8:00 a.m. April 10, 2022
In 2017 I presented a book launch that told the story of the ground beneath our feet in the ancient city of Norwich.
The title was Subterranean Norwich: The grain of the city – an ‘essential’ work by geologist and cycling historian Matthew William. Archaeologist Brian Ayers described it as a “wonderful book with thoughtful illustrations”.
Five years later, and with a publishing record of a number of local titles under the SCT Books banner, Matthew has come full circle and produced a much-needed second edition of Subterranean Norwich, after the first went out of print and listed. . printing.
The new version is dedicated to the memory of Susan Curran, owner of the highly respected Lasse Press, which published the original version of the book.

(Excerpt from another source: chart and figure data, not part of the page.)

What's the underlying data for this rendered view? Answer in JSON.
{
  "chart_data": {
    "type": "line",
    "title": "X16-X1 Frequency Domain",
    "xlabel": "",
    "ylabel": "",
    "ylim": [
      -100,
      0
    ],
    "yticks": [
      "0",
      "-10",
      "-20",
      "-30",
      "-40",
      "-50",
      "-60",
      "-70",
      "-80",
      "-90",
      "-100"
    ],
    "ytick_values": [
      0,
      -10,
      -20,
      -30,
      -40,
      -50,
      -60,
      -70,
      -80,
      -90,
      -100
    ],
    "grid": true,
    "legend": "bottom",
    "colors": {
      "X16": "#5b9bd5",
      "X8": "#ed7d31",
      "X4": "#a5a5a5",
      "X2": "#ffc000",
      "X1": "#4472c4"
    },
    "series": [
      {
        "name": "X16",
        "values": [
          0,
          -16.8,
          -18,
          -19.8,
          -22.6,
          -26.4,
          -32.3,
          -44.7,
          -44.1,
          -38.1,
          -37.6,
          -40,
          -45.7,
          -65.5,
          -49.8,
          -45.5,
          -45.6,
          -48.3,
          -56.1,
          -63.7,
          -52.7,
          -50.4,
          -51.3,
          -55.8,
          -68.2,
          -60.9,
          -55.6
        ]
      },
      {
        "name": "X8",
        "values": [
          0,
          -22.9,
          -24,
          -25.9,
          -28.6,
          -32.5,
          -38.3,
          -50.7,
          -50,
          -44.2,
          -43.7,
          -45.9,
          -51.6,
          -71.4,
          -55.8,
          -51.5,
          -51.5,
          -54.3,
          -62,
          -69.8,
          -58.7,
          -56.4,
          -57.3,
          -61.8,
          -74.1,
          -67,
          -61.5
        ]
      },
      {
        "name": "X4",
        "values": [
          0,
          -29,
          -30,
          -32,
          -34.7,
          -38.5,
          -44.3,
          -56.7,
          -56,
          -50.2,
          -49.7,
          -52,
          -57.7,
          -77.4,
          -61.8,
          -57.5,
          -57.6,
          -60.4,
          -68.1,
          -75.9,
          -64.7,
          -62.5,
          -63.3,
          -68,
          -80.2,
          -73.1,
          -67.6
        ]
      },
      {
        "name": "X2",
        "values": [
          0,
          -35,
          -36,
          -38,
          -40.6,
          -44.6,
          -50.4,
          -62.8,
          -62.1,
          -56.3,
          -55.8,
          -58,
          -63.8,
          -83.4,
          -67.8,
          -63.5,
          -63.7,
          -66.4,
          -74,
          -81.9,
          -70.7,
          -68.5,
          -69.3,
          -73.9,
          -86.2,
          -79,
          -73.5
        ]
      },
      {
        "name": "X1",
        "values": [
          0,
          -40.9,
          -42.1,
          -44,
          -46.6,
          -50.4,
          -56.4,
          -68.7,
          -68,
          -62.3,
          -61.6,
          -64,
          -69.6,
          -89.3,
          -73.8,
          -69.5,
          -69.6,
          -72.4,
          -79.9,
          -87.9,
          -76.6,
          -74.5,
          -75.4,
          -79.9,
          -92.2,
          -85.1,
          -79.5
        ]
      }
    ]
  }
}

Sadly, Lasse Press has now ceased operations following Susan’s untimely passing in March 2020.
Matthew says: “Looking back, I owe so much to Susan, who not only set out to publish my book, but continued to give me advice, despite her illness, and to encourage me as I took my first hesitant steps. in the world of book publishing.

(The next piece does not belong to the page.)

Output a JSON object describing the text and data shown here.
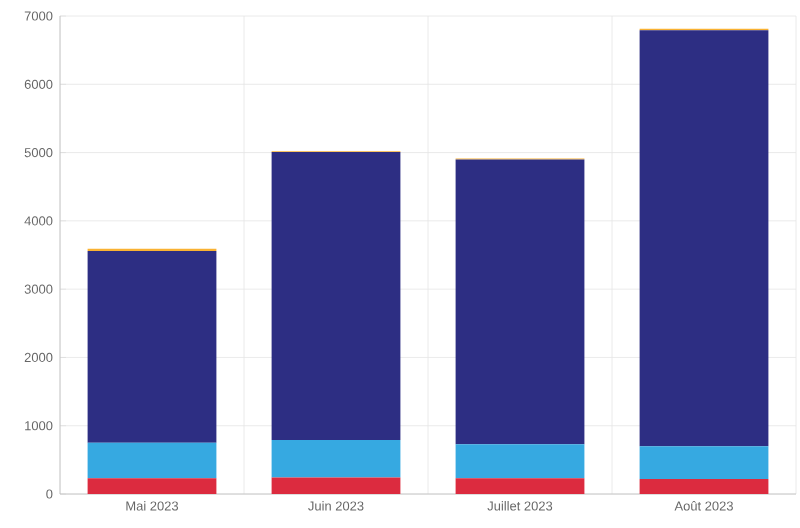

He was first introduced to Susan in 2016 following a chance conversation with Keith Razey, who runs a book warehouse at St Mary’s Coslany in the town.
By this point, Matthew had worked out his ideas for the book, but had no real idea how to execute them, having instead gotten bogged down trying to go down the self-publishing route.
“Although I now know that Susan was busy with many other things, she responded so kindly to this request from a novice writer, was happy to meet and then offered to take on my project,” said Matthew.
“Then followed months of back and forth as the book full of pictures was put together. When I think back to my ignorance of what was needed, I realize how patient she was with me,” he added.
The book was officially launched in the cellar under WH Smith in central Norwich, thanks to Susan’s usual flair for such things.
It even reached the East Anglian Book of the Year final, forcing Matthew to attend the awards ceremony in Carrow Road,
He admits seeing ‘real writers’ there made him feel like a fish out of water, but he realized the supportive environment we have in Norwich for all kinds of writing , especially in our excellent local bookstores.
Sales were good enough for a follow-up book to be considered, and Norwich Submerged, all about the city’s historic floods, was published two years later – by this time Matthew was also working with Ronnie Green and Dawn Castle-Green on a book about the Dodger cycling dynasty.
“Dodgers of Norwich wasn’t exactly a good fit for Lasse Press, but Susan was willing to put the book together for me and along the way offered all sorts of helpful advice on how to get it printed and registered. It was this generous advice that gave me the confidence to produce other local books on my own,” he said.
These include the hugely popular Norwich Over the Water showing what the area around Anglia Square was like, and Matthew’s 2020 book Norwich’s Netherflow. This book was published on the 150and anniversary of the city’s first sewer system and celebrated remarkable underground engineering that we still rely on.
Late last year, when Matthew realized he needed to produce a second edition of Subterranean Norwich, he discovered that the original printer no longer had the necessary proofs. Luckily, Susan’s husband, Paul Simmonds, still had his laptop and kindly allowed her to download the necessary files for use in the new edition.
Susan Curran was deeply involved in other aspects of Norwich heritage and politics and I hope Paul will help me in a feature film to celebrate her life more fully later this year.
Why did Matthew start SCT Books?
His day job is a cycle instructor and he explains, “I first distributed the Dodger’s book from a page added to my Smart Cycle Training website, and called it SCT Books. Now the range covers non-cycling topics, it has a dedicated website, but the original name remains.
Matthew’s seven local titles to date are listed on his website sctbooks.co.ul where they can be purchased, or of course in local bookstores. Subterranean Norwich: City grain is in color and costs £18.